Nineteen-year-old Pip explains what it is like to be fostered.

I’ve been in care since I was three and I’m 19 now. When I was living with my old foster carer I used to come to Andi’s for respite - that’s how I first met her. I’ve now been here, at Andi’s, about two-and-a-half years. When I first visited, I used to say, ‘Oh, I wish I lived here’ and I’m so glad that that wish has come true. Before that, I was living on my own with a foster carer and I didn’t really enjoy living there. Eventually, I had a meeting about it and the outcome was that I couldn’t stay where I was. Then Andi stepped up and said, ‘Pip’s coming with me’ - she said that she wanted to continue caring for me because I’m not much trouble. It’s nice of her and I hope I don’t give her anything to worry about!


I get on really well with her birth children, so it was all quite easy. She’s very different to other foster carers – she lets me grow up and gives me space and freedom. What you’ve got to realise is that everyone is different – but with Andi it feels like a good match. She’s fostered for an awful long time so she’s got a lot of experience. She’s fostered over 80 kids! I’m so glad she didn’t decide to retire - she always says to me that everything happens for a reason.
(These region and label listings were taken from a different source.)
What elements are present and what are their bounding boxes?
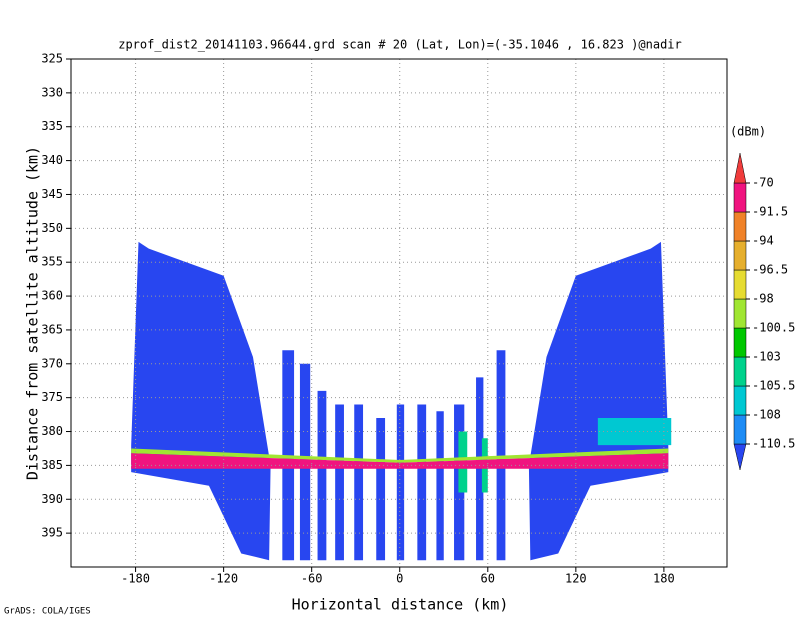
- colorbar-segment: [733, 211, 747, 242]
- colorbar-low-arrow: [733, 443, 747, 471]
- colorbar-segment: [733, 385, 747, 416]
- colorbar-label: -110.5: [752, 437, 795, 451]
- colorbar-segment: [733, 240, 747, 271]
- shaded-region: [131, 241, 271, 561]
- chart-title: zprof_dist2_20141103.96644.grd scan # 20…: [118, 38, 682, 52]
- y-tick-label: 345: [41, 187, 63, 201]
- plot-frame: [70, 58, 728, 568]
- shaded-region: [396, 404, 405, 561]
- y-tick-label: 340: [41, 153, 63, 167]
- shaded-region: [496, 350, 506, 561]
- colorbar-label: -103: [752, 350, 781, 364]
- shaded-region: [317, 390, 327, 561]
- shaded-region: [476, 377, 484, 561]
- y-tick-label: 350: [41, 221, 63, 235]
- x-tick-label: 180: [653, 572, 675, 586]
- colorbar-label: -100.5: [752, 321, 795, 335]
- colorbar-segment: [733, 298, 747, 329]
- y-axis-label: Distance from satellite altitude (km): [24, 146, 42, 480]
- y-tick-label: 335: [41, 119, 63, 133]
- colorbar-segment: [733, 414, 747, 445]
- y-tick-label: 370: [41, 356, 63, 370]
- colorbar-title: (dBm): [730, 125, 766, 139]
- x-tick-label: -60: [301, 572, 323, 586]
- colorbar-label: -70: [752, 176, 774, 190]
- y-tick-label: 360: [41, 289, 63, 303]
- colorbar-label: -105.5: [752, 379, 795, 393]
- y-tick-label: 325: [41, 52, 63, 66]
- shaded-region: [417, 404, 427, 561]
- x-axis-label: Horizontal distance (km): [292, 596, 509, 614]
- colorbar-high-arrow: [733, 152, 747, 184]
- x-tick-label: 0: [396, 572, 403, 586]
- shaded-region: [131, 453, 669, 469]
- y-tick-label: 365: [41, 322, 63, 336]
- y-tick-label: 330: [41, 85, 63, 99]
- colorbar-segment: [733, 269, 747, 300]
- x-tick-label: -120: [209, 572, 238, 586]
- shaded-region: [436, 411, 444, 561]
- colorbar-label: -108: [752, 408, 781, 422]
- x-tick-label: 120: [565, 572, 587, 586]
- shaded-region: [335, 404, 344, 561]
- shaded-region: [597, 417, 672, 446]
- y-tick-label: 390: [41, 492, 63, 506]
- colorbar-label: -91.5: [752, 205, 788, 219]
- shaded-region: [354, 404, 364, 561]
- colorbar-label: -98: [752, 292, 774, 306]
- y-tick-label: 380: [41, 424, 63, 438]
- x-tick-label: 60: [481, 572, 495, 586]
- y-tick-label: 375: [41, 390, 63, 404]
- credit: GrADS: COLA/IGES: [4, 607, 91, 617]
- colorbar-label: -94: [752, 234, 774, 248]
- shaded-region: [131, 448, 669, 463]
- x-tick-label: -180: [121, 572, 150, 586]
- y-tick-label: 385: [41, 458, 63, 472]
- shaded-region: [376, 417, 386, 561]
- colorbar-segment: [733, 327, 747, 358]
- colorbar-segment: [733, 182, 747, 213]
- shaded-region: [528, 241, 669, 561]
- y-tick-label: 355: [41, 255, 63, 269]
- y-tick-label: 395: [41, 526, 63, 540]
- colorbar-label: -96.5: [752, 263, 788, 277]
- colorbar-segment: [733, 356, 747, 387]
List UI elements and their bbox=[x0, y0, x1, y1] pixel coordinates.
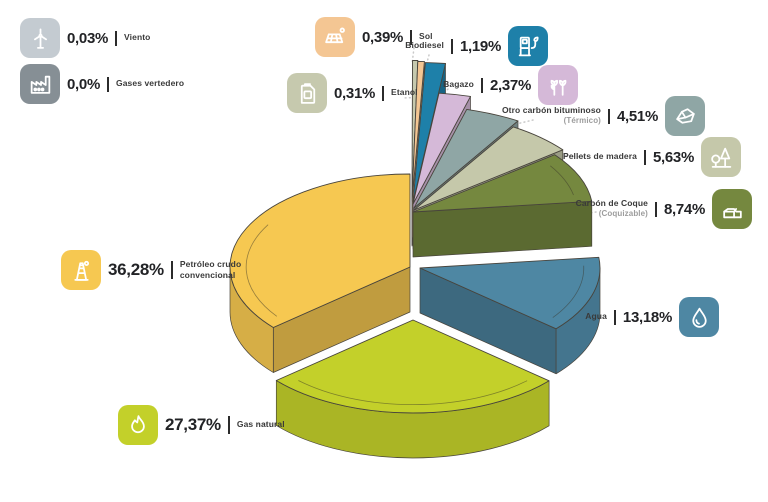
slice-label-otro-carbon-bituminoso: Otro carbón bituminoso (Térmico) bbox=[501, 105, 601, 126]
slice-value-petroleo-crudo: 36,28% bbox=[108, 260, 164, 279]
slice-value-agua: 13,18% bbox=[622, 308, 672, 326]
factory-icon bbox=[20, 64, 60, 104]
water-drop-icon bbox=[679, 297, 719, 337]
legend-item-pellets-de-madera: Pellets de madera 5,63% bbox=[563, 137, 741, 177]
slice-label-pellets-de-madera: Pellets de madera bbox=[562, 151, 637, 162]
slice-label-biodiesel: Biodiesel bbox=[405, 40, 444, 51]
legend-item-sol: 0,39% Sol bbox=[315, 17, 433, 57]
slice-value-viento: 0,03% bbox=[67, 29, 109, 47]
separator-bar bbox=[170, 261, 173, 279]
legend-item-etanol: 0,31% Etanol bbox=[287, 73, 418, 113]
separator-bar bbox=[227, 416, 230, 434]
legend-item-gas-natural: 27,37% Gas natural bbox=[118, 405, 285, 445]
slice-label-carbon-de-coque: Carbón de Coque (Coquizable) bbox=[575, 198, 648, 219]
separator-bar bbox=[654, 201, 657, 217]
separator-bar bbox=[480, 77, 483, 93]
separator-bar bbox=[382, 85, 385, 101]
slice-value-carbon-de-coque: 8,74% bbox=[663, 200, 705, 218]
slice-label-sol: Sol bbox=[419, 31, 433, 42]
pie-slice-otro-carbon-bituminoso[interactable] bbox=[413, 108, 519, 209]
trees-icon bbox=[701, 137, 741, 177]
slice-label-bagazo: Bagazo bbox=[443, 79, 474, 90]
separator-bar bbox=[607, 108, 610, 124]
fuel-pump-icon bbox=[508, 26, 548, 66]
slice-value-sol: 0,39% bbox=[362, 28, 404, 46]
pie-slice-carbon-de-coque[interactable] bbox=[412, 154, 593, 213]
wind-turbine-icon bbox=[20, 18, 60, 58]
solar-panel-icon bbox=[315, 17, 355, 57]
slice-label-viento: Viento bbox=[124, 32, 151, 43]
coal-blocks-icon bbox=[712, 189, 752, 229]
slice-value-biodiesel: 1,19% bbox=[459, 37, 501, 55]
slice-value-gas-natural: 27,37% bbox=[165, 415, 221, 434]
pie-slice-inset-arc bbox=[298, 380, 528, 406]
separator-bar bbox=[450, 38, 453, 54]
legend-item-agua: Agua 13,18% bbox=[585, 297, 719, 337]
legend-item-bagazo: Bagazo 2,37% bbox=[443, 65, 578, 105]
legend-item-biodiesel: Biodiesel 1,19% bbox=[405, 26, 548, 66]
slice-value-otro-carbon-bituminoso: 4,51% bbox=[616, 107, 658, 125]
oil-derrick-icon bbox=[61, 250, 101, 290]
slice-label-agua: Agua bbox=[585, 311, 607, 322]
jerrycan-icon bbox=[287, 73, 327, 113]
leader-pellets-de-madera bbox=[548, 153, 584, 158]
pie-slice-inset-arc bbox=[245, 224, 278, 317]
legend-item-carbon-de-coque: Carbón de Coque (Coquizable) 8,74% bbox=[576, 189, 752, 229]
legend-item-petroleo-crudo: 36,28% Petróleo crudo convencional bbox=[61, 250, 241, 290]
slice-value-etanol: 0,31% bbox=[334, 84, 376, 102]
sugarcane-icon bbox=[538, 65, 578, 105]
coal-rock-icon bbox=[665, 96, 705, 136]
separator-bar bbox=[410, 29, 413, 45]
separator-bar bbox=[115, 30, 118, 46]
pie-slice-inset-arc bbox=[550, 165, 574, 196]
pie-slice-petroleo-crudo[interactable] bbox=[229, 173, 411, 328]
pie-slice-sol[interactable] bbox=[411, 61, 425, 202]
pie-slice-biodiesel[interactable] bbox=[412, 62, 446, 203]
slice-label-etanol: Etanol bbox=[391, 87, 418, 98]
slice-label-gas-natural: Gas natural bbox=[236, 419, 285, 430]
legend-item-otro-carbon-bituminoso: Otro carbón bituminoso (Térmico) 4,51% bbox=[502, 96, 705, 136]
separator-bar bbox=[107, 76, 109, 92]
pie-slice-agua[interactable] bbox=[419, 256, 601, 330]
slice-value-gases-vertedero: 0,0% bbox=[67, 75, 100, 93]
legend-item-gases-vertedero: 0,0% Gases vertedero bbox=[20, 64, 184, 104]
separator-bar bbox=[643, 149, 646, 165]
pie-slice-inset-arc bbox=[552, 265, 585, 318]
separator-bar bbox=[613, 309, 616, 325]
pie-slice-gas-natural[interactable] bbox=[275, 319, 550, 414]
flame-icon bbox=[118, 405, 158, 445]
slice-label-petroleo-crudo: Petróleo crudo convencional bbox=[179, 258, 242, 280]
slice-value-bagazo: 2,37% bbox=[489, 76, 531, 94]
pie-slice-bagazo[interactable] bbox=[412, 92, 471, 205]
slice-label-gases-vertedero: Gases vertedero bbox=[116, 78, 185, 89]
legend-item-viento: 0,03% Viento bbox=[20, 18, 150, 58]
pie-slice-pellets-de-madera[interactable] bbox=[413, 126, 564, 211]
slice-value-pellets-de-madera: 5,63% bbox=[652, 148, 694, 166]
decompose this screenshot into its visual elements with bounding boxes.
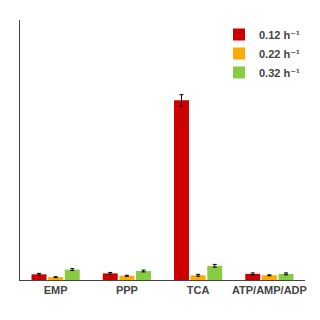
svg-text:ATP/AMP/ADP: ATP/AMP/ADP (232, 284, 307, 296)
svg-text:TCA: TCA (187, 284, 210, 296)
svg-text:PPP: PPP (116, 284, 138, 296)
svg-text:0.32 h⁻¹: 0.32 h⁻¹ (259, 67, 300, 79)
svg-text:0.12 h⁻¹: 0.12 h⁻¹ (259, 29, 300, 41)
svg-text:0.22 h⁻¹: 0.22 h⁻¹ (259, 48, 300, 60)
svg-text:EMP: EMP (44, 284, 68, 296)
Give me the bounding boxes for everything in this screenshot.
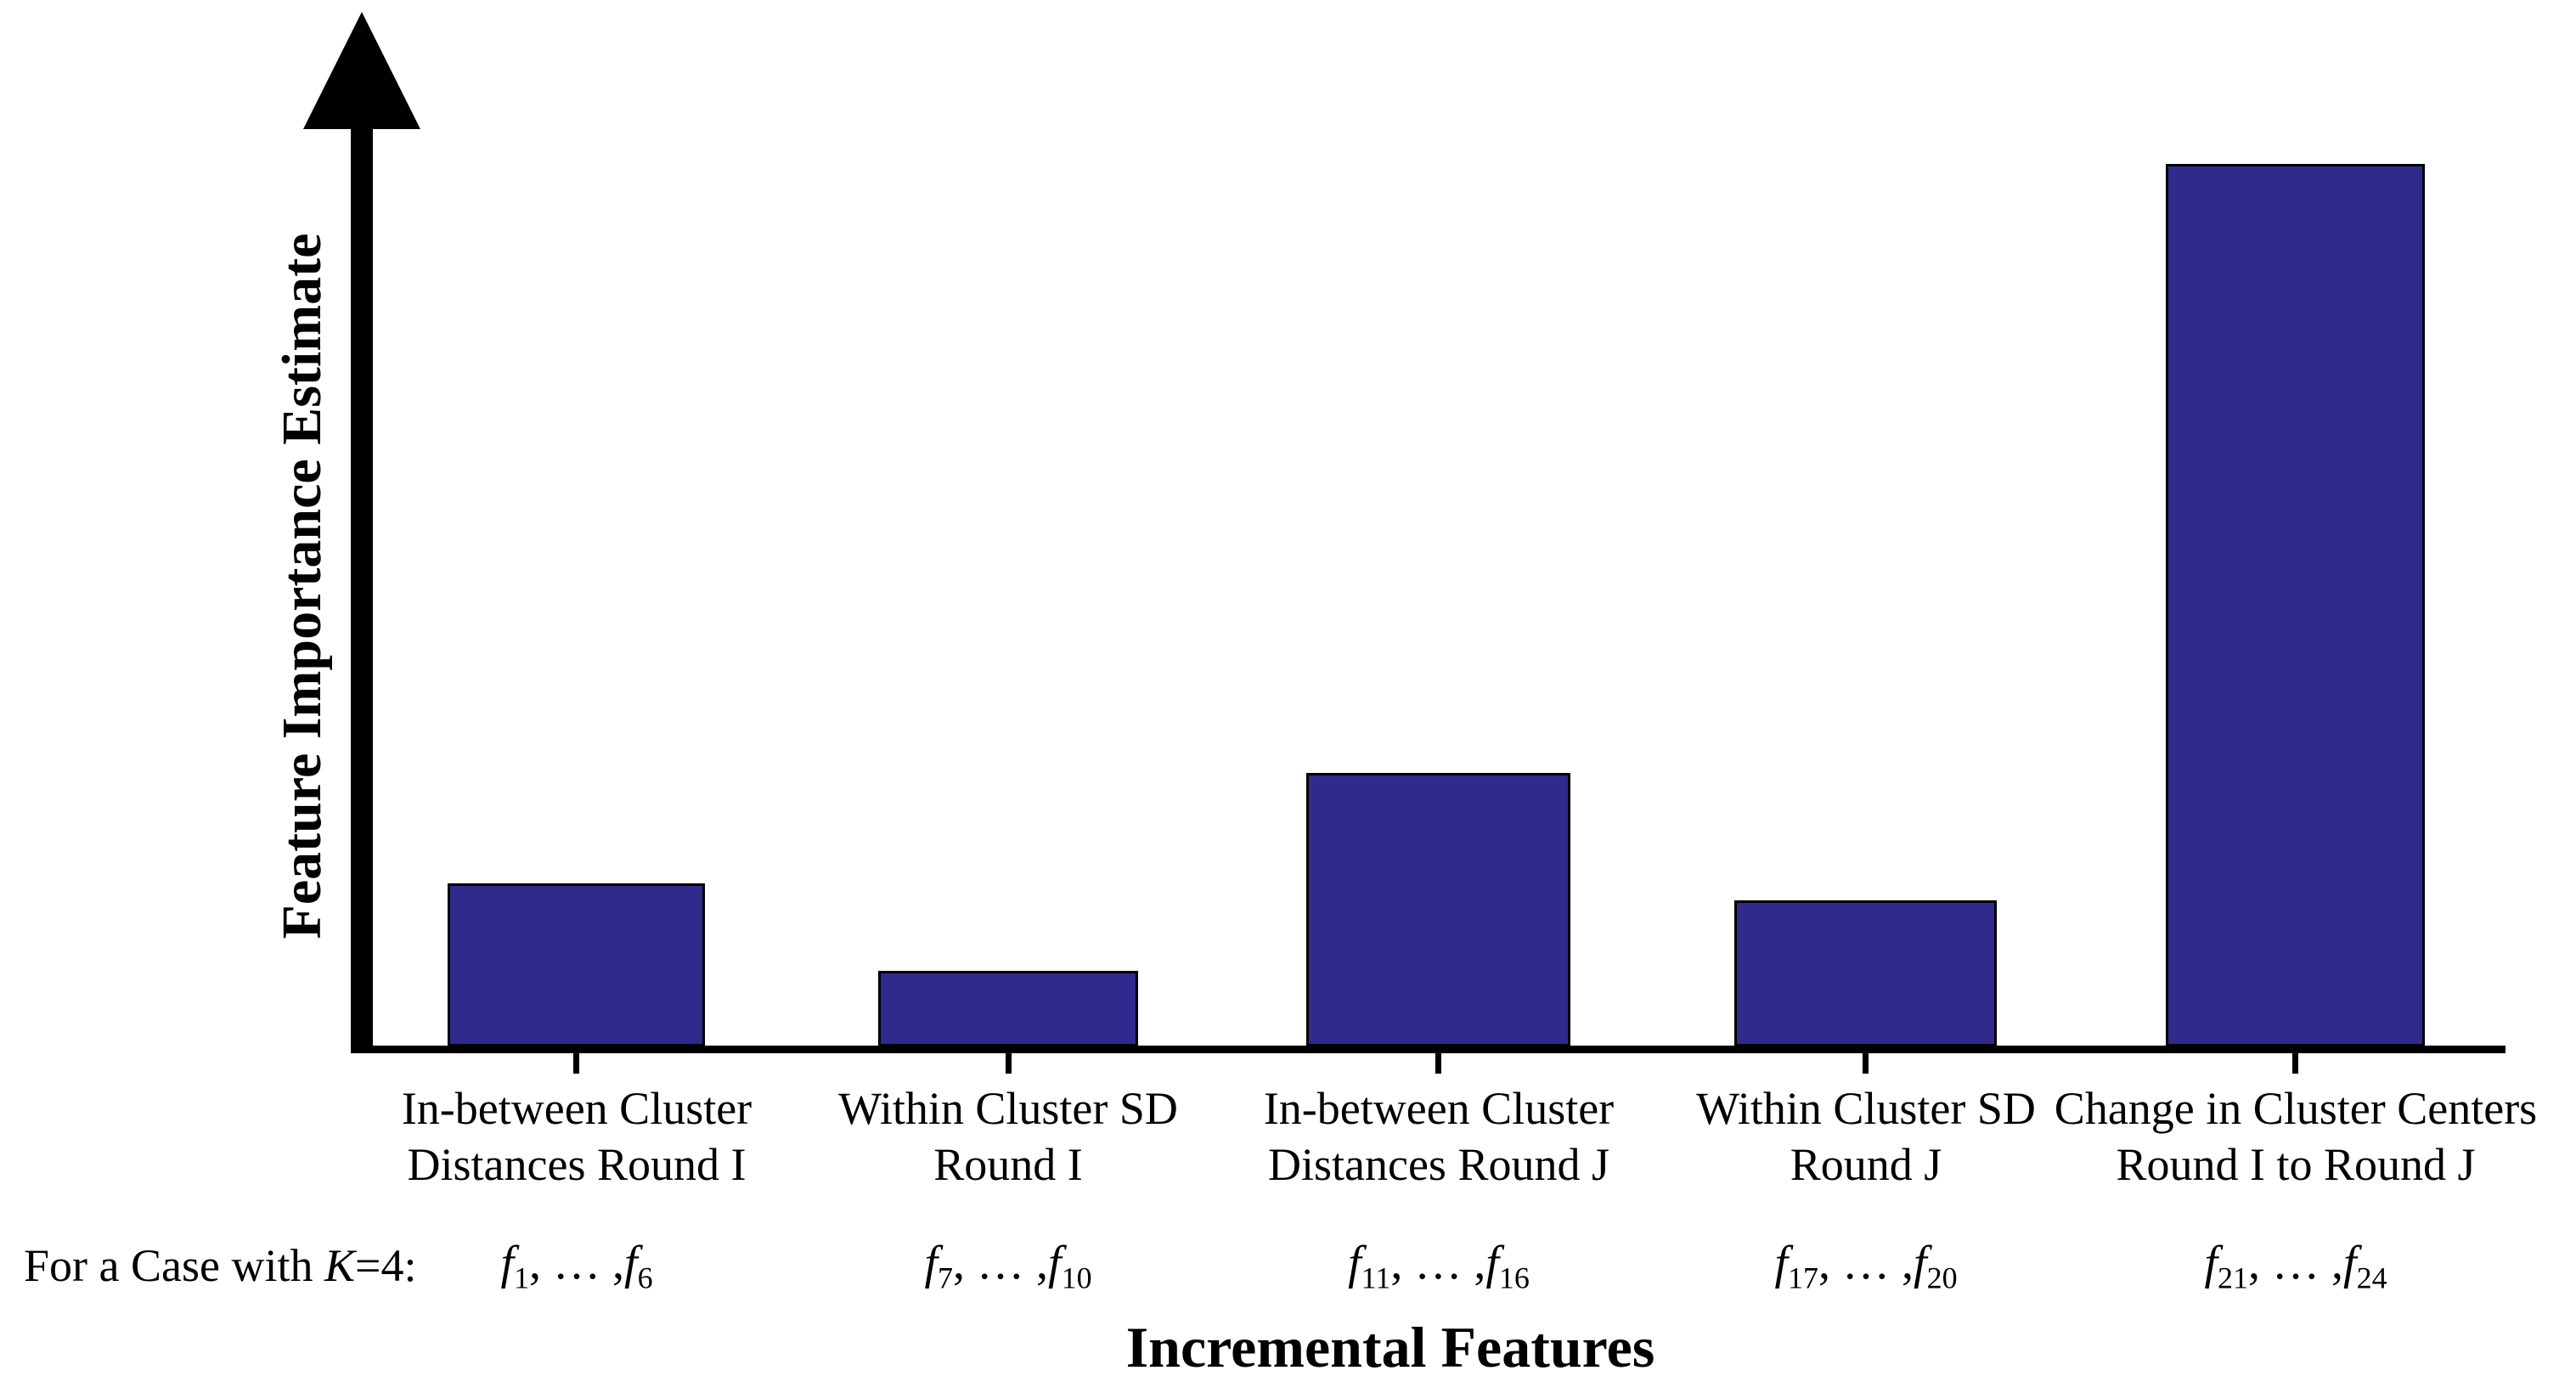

The only downside right now is that I’m nearing the time when I have to leave Andi’s – and I’m not looking forward to that because I love it here.

I’ve got to say that I really do give credit to people who foster because it’s a very hard job. People have to realise that when you’re looking after somebody else’s child, they’ve been brought up a certain way and they may bring all their troubles with them. So if people are interested in fostering, that’s great because it is a very hard job - I wouldn’t be able to do it! You’ve got to be up for the commitment. From what I know, it’s 24/7 and you’ve got to love kids to do it. It’s a big thing, but if you want to help change someone’s life then that’s great.